When I was in high school, I spent a lot of my time feeling EXTREMELY awkward. I tried very hard to blend into the background, but truthfully, blending is a little hard to do when you’re six feet tall. And there was one scholastic event that always made me feel like I was sticking out like a sore thumb. What was it?? It was pep rallies.
GACK!!! The name alone gives me the shivers.
Pep rallies were supposed to be fun. Pep rallies were supposed to be a treat. Most students LOVED pep rallies. My friends adored them. But I hated pep rallies with a purple passion.
That’s simple.
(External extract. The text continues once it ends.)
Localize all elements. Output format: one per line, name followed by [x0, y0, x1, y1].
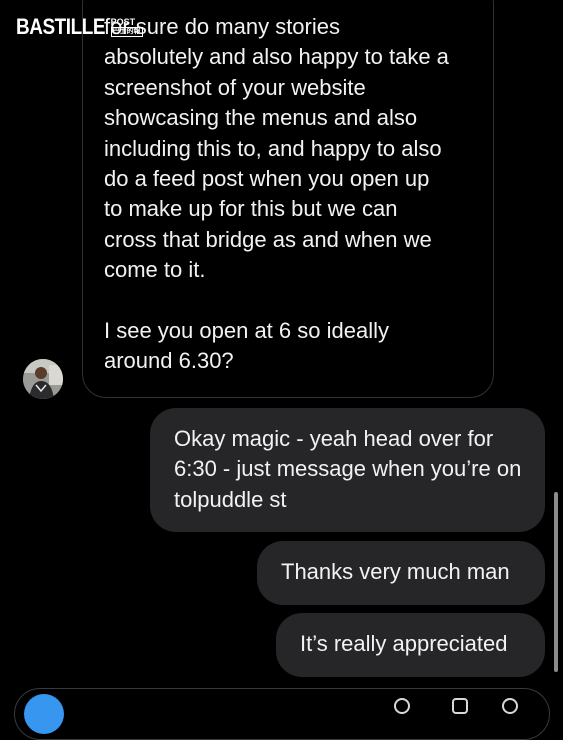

Sometime during the pep rally, cheerleaders would inevitably dash out onto the gym floor and lead the student body in “school spirit” cheers. Most of the time, these cheers involved you rising to your feet and doing something silly. I HATED looking silly. In fact, every inch of my six-foot frame HATED looking silly. The worst cheer of all was the funky chicken dance. During the cheer, students were supposed to squat down, wiggle their legs in and out, and flap their arms like a chicken.
I used to have nightmares about the funky chicken dance.
Whenever a pep rally would begin, my heart would start to race. As the cheerleaders surged onto the gym floor, I would earnestly start to pray: “Please, Lord! Don’t let them do the funky chicken dance. Please, Lord! Don’t let them…” Sometimes, my prayers would work, but most of the time they didn’t. And as the cute, petite cheerleaders with their electric grins would call for us to stand, I would groan. Afraid to be rebelliously disobedient, I would rise to the call and try to make my gangly, six-foot frame look graceful as I danced like a chicken. Unfortunately, it isn’t possible for someone as clumsy and tall as me to flap around in an attractive way. I looked like an utter idiot. And I knew it.
I used to die a little after every “funky chicken” episode. I was certain THE WHOLE SCHOOL was looking at me and seeing how uncoordinated I was. Years later, of course, I realized that I wasn’t actually the center of the universe and that most people didn’t have time to focus on anything other than themselves—but at the time, my teenaged-self was convinced that all eyes were focused directly on me as I danced like a chicken. It was truly humiliating.
Although the funky chicken episodes were pretty horrible, there was another school cheer that was actually pretty cool. I can’t remember all of it, just the words: “Attitude check, how do you feel? —I feel good! Oh, I feel so good!” Down through the years, I’ve repeated those words to myself about a million times. You see, I believe it’s important to have “attitude checks.” Sometimes, when I’m feeling angry, blue, or scared, I will close my eyes and mentally recite the “attitude” cheer.
James 1:19 says, “Let everyone be swift to hear, slow to speak, slow to wrath.” When I feel myself becoming angry, I get a picture in my mind of those spunky cheerleaders and their electric grins. I picture them clapping their hands and shouting, “Attitude check! How do you feel?” Taking a deep breath, I clamp a lid on my anger and mentally respond, “I feel good! Oh, I feel so good!”
Psalm 41:11 says, “But O my soul, don’t be discouraged. Don’t be upset. Expect God to act! For I know that I shall again have plenty of reason to praise Him for all that He will do. He is my help! He is my God!” When I feel myself becoming blue, I again think of those cheerleaders. “Attitude check! How do you feel?” Brushing away my tears, I pin on a smile and respond, “I feel good! Oh, I feel so good!”
Isaiah 41:10 says, “Fear not, for I am with you. Do not be dismayed. I am your God. I will strengthen you; I will help you; I will uphold you with my victorious right hand.” When I am afraid, the cheerleaders dance through my brain, and I mentally chant: “Attitude check! How do you feel?— I feel good! Oh, I feel so good!”
My years in quarantine were extremely difficult, and there were lots of times when I wanted to give up. But during those years, I learned an important lesson—ATTITUDE is everything. I spent several of my quarantined years feeling miserable, upset, discouraged, afraid, and angry. I really didn’t like how that felt, so I pinned a smile on my lips, and with God’s help, I changed my attitude. Although changing my attitude was HARD—it WAS possible. I’ve learned through bitter experience that no matter what life tosses at me, I CAN be happy. I CAN be content. I CAN be sweet and kind. It all depends on my attitude.
Attitude check! How do you feel?—I feel good! Oh, I feel so good!
You know what? Maybe those HORRIBLE pep rallies were an important part of my scholastic experience after all. Thinking about it, they did teach me something… But regardless, I’m NEVER going to be fond of dancing like a chicken.